Stricter due diligence requirements, complex taxonomies, and costly certification schemes often exceed the capacity of small firms and smallholders. Sustainability certifications can cost ten thousand dollars or more. In the European Union, less than 2 percent of SME lending qualifies as green under the taxonomy. Evidence from Brazil shows that environmental risk regulation reduced lending to small firms in environmentally risky sectors by up to 3 percent, without delivering clear environmental benefits.
For supervisors with financial inclusion mandates, this creates a dilemma. Managing nature risk through blunt instruments can improve measured resilience while quietly pushing vulnerable clients out of the financial system.
From trade-offs to policy design
The report’s central contribution is to move the debate beyond trade-offs. It argues that central banks and supervisors can actively shape a virtuous cycle of nature-positive and inclusive finance, if policy design is proportional, data-driven, and grounded in local realities.
AFI distills this approach into four clear policy directions.
- Incorporate nature into public sector financial planning
- Create an enabling environment for nature-positive products and services
- Make data on nature and nature finance accessible
- Bolster demand-side drivers of sustainable production
First, biodiversity should be embedded into national financial inclusion strategies and inclusive green finance frameworks. This means aligning inclusion targets with nature-positive outcomes in sectors like agriculture, fisheries, and tourism, and working closely with public development banks to combine capacity building and finance for practices such as agroforestry and restorative agriculture.

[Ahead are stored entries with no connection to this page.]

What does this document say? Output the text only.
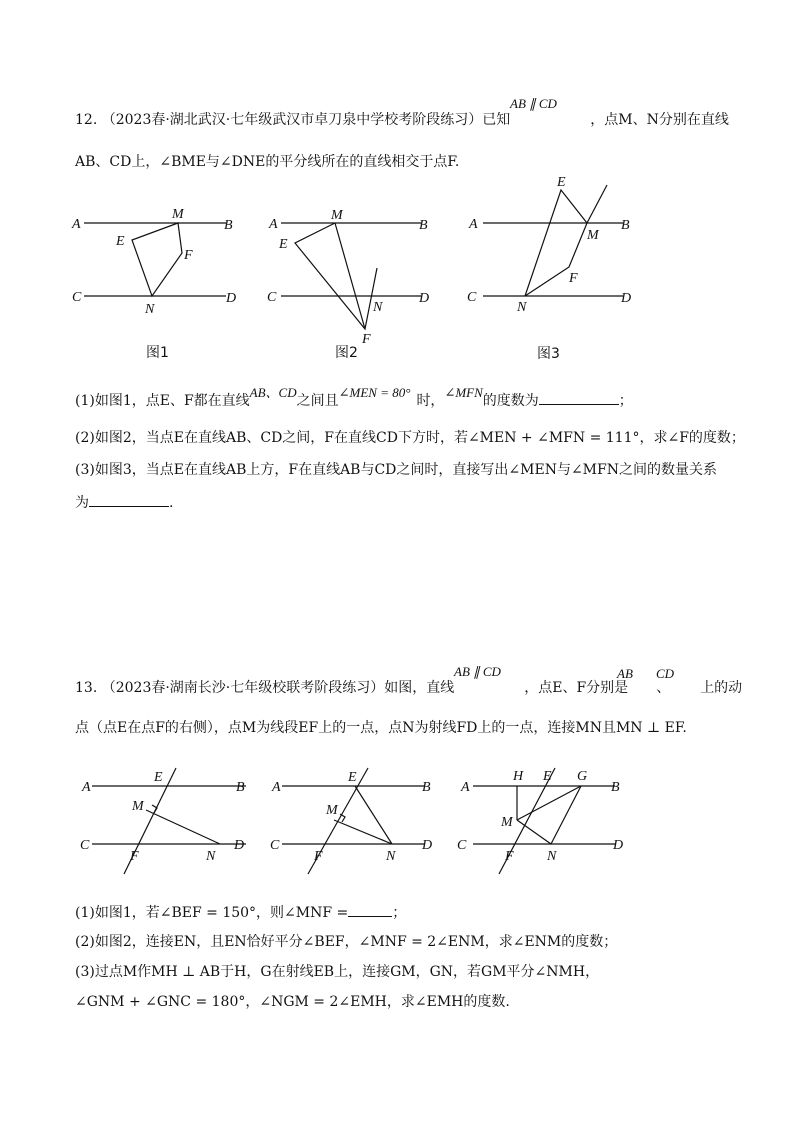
AB ∥ CD
12. （2023春·湖北武汉·七年级武汉市卓刀泉中学校考阶段练习）已知	，点M、N分别在直线
AB、CD上，∠BME与∠DNE的平分线所在的直线相交于点F.
A	B
C	D
M
E
F
N
图1
A	B
C	D
M
E
N
F
图2
A	B
C	D
E
M
F
N
图3
(1)如图1，点E、F都在直线AB、CD之间且∠MEN = 80°时，∠MFN的度数为	；
(2)如图2，当点E在直线AB、CD之间，F在直线CD下方时，若∠MEN + ∠MFN = 111°，求∠F的度数；
(3)如图3，当点E在直线AB上方，F在直线AB与CD之间时，直接写出∠MEN与∠MFN之间的数量关系
为	.
AB ∥ CD	AB CD
13. （2023春·湖南长沙·七年级校联考阶段练习）如图，直线	，点E、F分别是 、 上的动
点（点E在点F的右侧），点M为线段EF上的一点，点N为射线FD上的一点，连接MN且MN ⊥ EF.
A	B
C	D
E
M
F	N
A	B
C	D
E
M
F	N
A	B
C	D
H E G
M
F N
(1)如图1，若∠BEF = 150°，则∠MNF =	；
(2)如图2，连接EN，且EN恰好平分∠BEF，∠MNF = 2∠ENM，求∠ENM的度数；
(3)过点M作MH ⊥ AB于H，G在射线EB上，连接GM，GN，若GM平分∠NMH，
∠GNM + ∠GNC = 180°，∠NGM = 2∠EMH，求∠EMH的度数.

Second, supervisors should create enabling environments for nature-positive financial products. Rather than relying solely on rigid taxonomies, authorities can support inclusive payment for ecosystem services schemes and community-based conservation finance such as blue recovery bonds, while using test-and-learn regulatory approaches to avoid excluding small actors.
Third, nature data must be made accessible and affordable. Georeferenced credit registries that use GPS and remote sensing data can dramatically lower the cost of assessing biodiversity risk and compliance, reducing information burdens on small borrowers while strengthening supervisory oversight.
Finally, demand-side drivers matter. Policies that connect small producers to higher-value markets and support community-focused financial services can improve both biodiversity outcomes and borrower creditworthiness over time. The report gathers examples from Mozambique’s Coastal Lifeline Project and China’s Taobao Villages to Brazil’s Living Amazon Mechanism to illustrate that community business can be both nature-positive and financially viable.
A supervisory agenda for the next decade
The message of the report is clear. Nature loss threatens to reshape risk profiles across financial systems, particularly in developing economies. Central banks and financial supervisors sit at a critical junction where environmental degradation, financial stability, and social inclusion meet. Their actions will help determine whether the transition produces a more resilient and inclusive financial system, or one that protects balance sheets at the expense of those most exposed.
AFI’s Inclusive Green Finance workstream is supported by Agence française de développement.